Key Takeaways from “Improving Data Mobility & Management for International Climate Science” CrossConnects Workshop
The second CrossConnects Workshop, a collaboration between Internet2 and ESnet focused on bringing domain scientists together with network engineers, was held July 14-16. “Improving Data Mobility & Management for International Climate Science,” hosted by NOAA’s Boulder Lab, focused on science drivers, facilities and best practices and allowed key stakeholders to discuss and brainstorm. One of the major goals of the workshop was to help establish a clear priority from the climate community to help serve them better and more efficiently.
Keynotes included Dr. Alexander “Sandy” MacDonald on the science that drives the data issues and Dr. Venkatramani Balaji, Head of the Modeling Systems Group for NOAA/GFDL and Princeton University, focused on the intersection of science and software (the use of information technology to facilitate the science).
Through presentations and ample discussion between the key stakeholders from multiple agencies and programs, the goal was to provide the climate science community with the knowledge, tools, and partners necessary to improve data transfer performance as data scale continues to increase.
Key takeaways from the workshop include:
- Knowledgebase for Climate focused workflow tools (like fasterdata.es.net)
- Find the common themes and questions that are asked by multiple researchers, many times. What are those common cases and common end-points/data centers/computational facilities?
- Should processing be where the data is or do we move the data to where the processing is? What does the science community want? A deep discussion ensued on this topic.
- Does the community need a service interface?
- Data origin is important - does it get affected when data moves around? Do you lose clarity on what’s the true source?
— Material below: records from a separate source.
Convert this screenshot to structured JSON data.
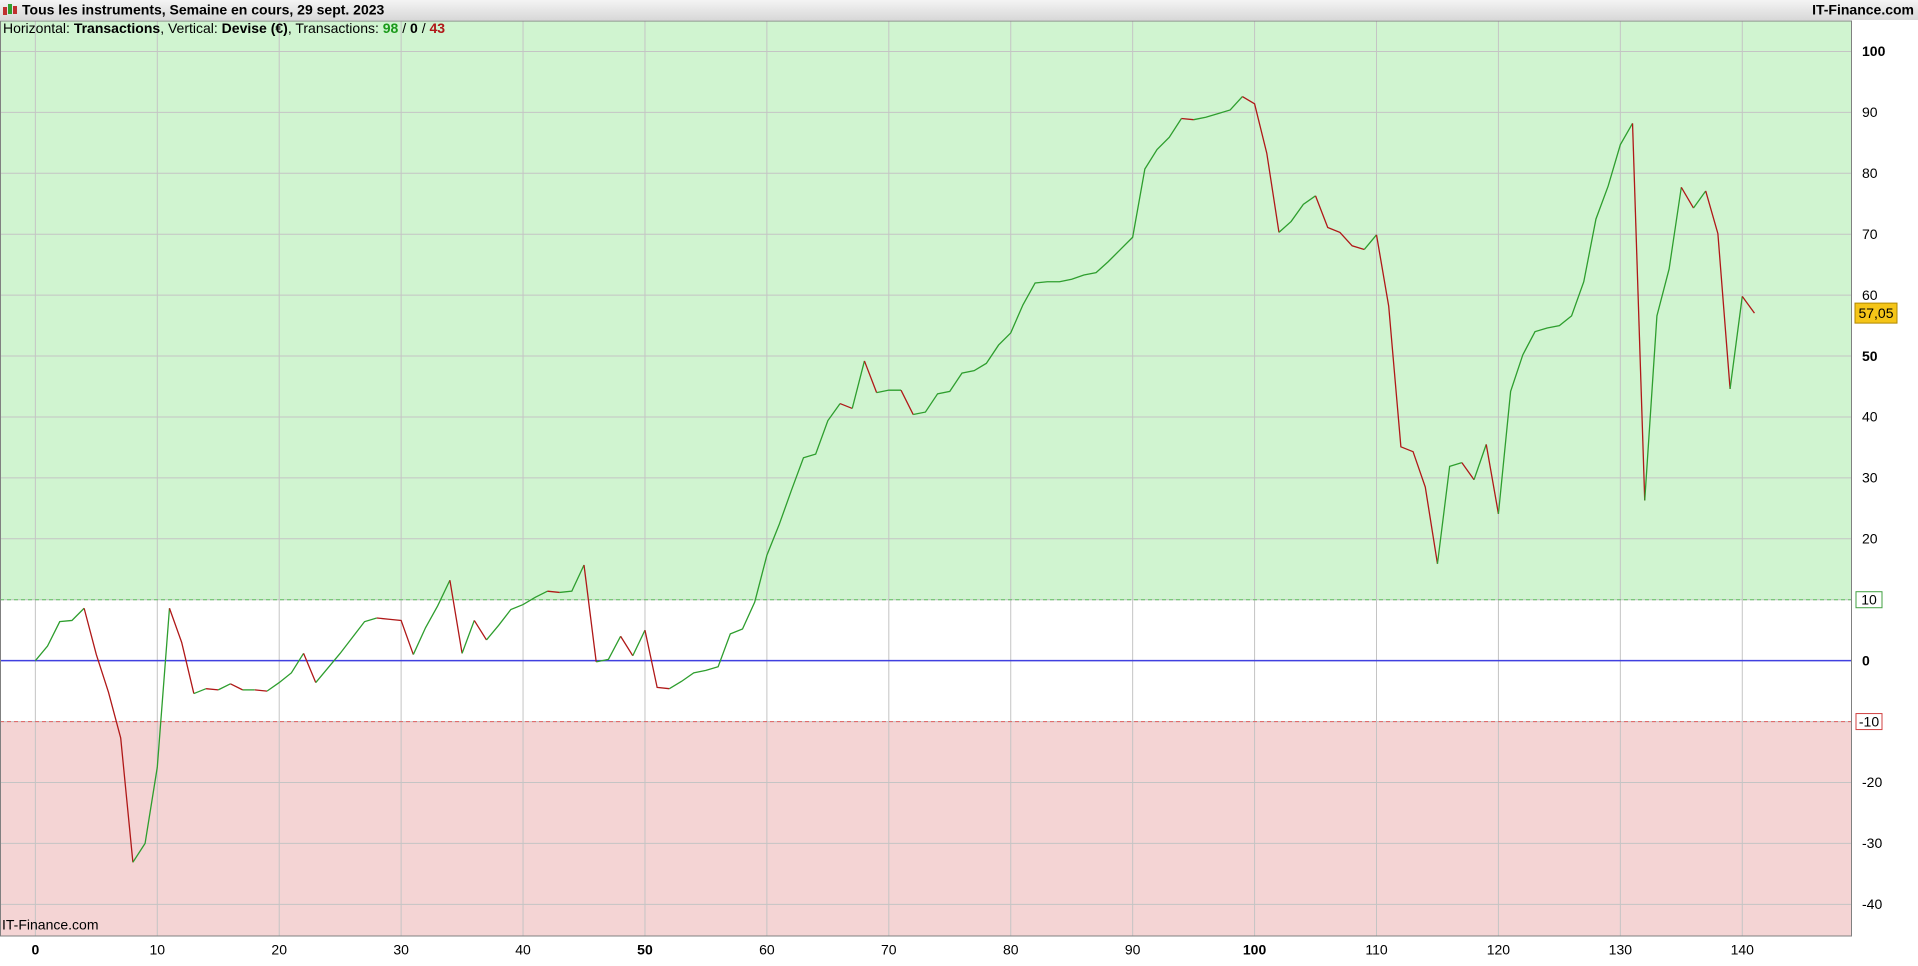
{
  "chart_data": {
    "type": "line",
    "title": "Tous les instruments, Semaine en cours, 29 sept. 2023",
    "brand": "IT-Finance.com",
    "watermark": "IT-Finance.com",
    "info": [
      {
        "label": "Horizontal:",
        "value": "Transactions"
      },
      {
        "label": "Vertical:",
        "value": "Devise (€)"
      }
    ],
    "transactions": {
      "label": "Transactions:",
      "wins": 98,
      "neutral": 0,
      "losses": 43
    },
    "x": [
      0,
      1,
      2,
      3,
      4,
      5,
      6,
      7,
      8,
      9,
      10,
      11,
      12,
      13,
      14,
      15,
      16,
      17,
      18,
      19,
      20,
      21,
      22,
      23,
      24,
      25,
      26,
      27,
      28,
      29,
      30,
      31,
      32,
      33,
      34,
      35,
      36,
      37,
      38,
      39,
      40,
      41,
      42,
      43,
      44,
      45,
      46,
      47,
      48,
      49,
      50,
      51,
      52,
      53,
      54,
      55,
      56,
      57,
      58,
      59,
      60,
      61,
      62,
      63,
      64,
      65,
      66,
      67,
      68,
      69,
      70,
      71,
      72,
      73,
      74,
      75,
      76,
      77,
      78,
      79,
      80,
      81,
      82,
      83,
      84,
      85,
      86,
      87,
      88,
      89,
      90,
      91,
      92,
      93,
      94,
      95,
      96,
      97,
      98,
      99,
      100,
      101,
      102,
      103,
      104,
      105,
      106,
      107,
      108,
      109,
      110,
      111,
      112,
      113,
      114,
      115,
      116,
      117,
      118,
      119,
      120,
      121,
      122,
      123,
      124,
      125,
      126,
      127,
      128,
      129,
      130,
      131,
      132,
      133,
      134,
      135,
      136,
      137,
      138,
      139,
      140,
      141
    ],
    "series": [
      {
        "up_color": "#2e9e2e",
        "down_color": "#b01818",
        "values": [
          0,
          2.4,
          6.4,
          6.6,
          8.6,
          1,
          -5.2,
          -12.7,
          -33.1,
          -30,
          -17.5,
          8.6,
          3,
          -5.4,
          -4.6,
          -4.8,
          -3.8,
          -4.8,
          -4.8,
          -5,
          -3.6,
          -2,
          1.2,
          -3.6,
          -1.2,
          1.2,
          3.8,
          6.4,
          7,
          6.8,
          6.6,
          1,
          5.4,
          9,
          13.2,
          1.2,
          6.6,
          3.4,
          5.8,
          8.4,
          9.2,
          10.4,
          11.4,
          11.2,
          11.4,
          15.7,
          -0.2,
          0.2,
          4,
          0.8,
          5,
          -4.4,
          -4.6,
          -3.4,
          -2,
          -1.6,
          -1,
          4.4,
          5.2,
          9.6,
          17.3,
          22.3,
          27.9,
          33.3,
          33.9,
          39.4,
          42.2,
          41.4,
          49.2,
          44,
          44.4,
          44.4,
          40.4,
          40.8,
          43.8,
          44.2,
          47.2,
          47.6,
          48.8,
          51.8,
          53.8,
          58.4,
          62,
          62.2,
          62.2,
          62.6,
          63.3,
          63.7,
          65.5,
          67.5,
          69.5,
          80.7,
          83.9,
          85.9,
          89,
          88.8,
          89.2,
          89.8,
          90.4,
          92.6,
          91.4,
          83.3,
          70.3,
          72.1,
          74.9,
          76.3,
          71.1,
          70.3,
          68.1,
          67.5,
          69.9,
          58.2,
          35.1,
          34.3,
          28.5,
          15.9,
          31.9,
          32.5,
          29.7,
          35.5,
          24.1,
          44.2,
          50.2,
          54,
          54.6,
          55,
          56.6,
          62.2,
          72.5,
          77.9,
          84.7,
          88.2,
          26.3,
          56.6,
          64.3,
          77.7,
          74.3,
          77.1,
          70.1,
          44.6,
          59.8,
          57.05
        ]
      }
    ],
    "last_value_label": "57,05",
    "zones": {
      "upper": 10,
      "lower": -10,
      "upper_color": "#d0f4d0",
      "lower_color": "#f4d4d4",
      "zero_color": "#4040e0"
    },
    "xlim": [
      -2.9,
      149
    ],
    "ylim": [
      -45.2,
      105
    ],
    "xticks": [
      0,
      10,
      20,
      30,
      40,
      50,
      60,
      70,
      80,
      90,
      100,
      110,
      120,
      130,
      140
    ],
    "yticks": [
      -40,
      -30,
      -20,
      -10,
      0,
      10,
      20,
      30,
      40,
      50,
      60,
      70,
      80,
      90,
      100
    ],
    "grid": true
  }
}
- How do you deal with data that is exascale - do you just replicate it in a few places and then deal with extracting a subset or just run the model where the data is?
- Server side analysis - build a virtual computer around the world
- Another way to view the question - where do you put the funding and IT responsibility if you put the responsibility of curation of data on the end user?
- Relevant tools - any tools that caught people’s attention?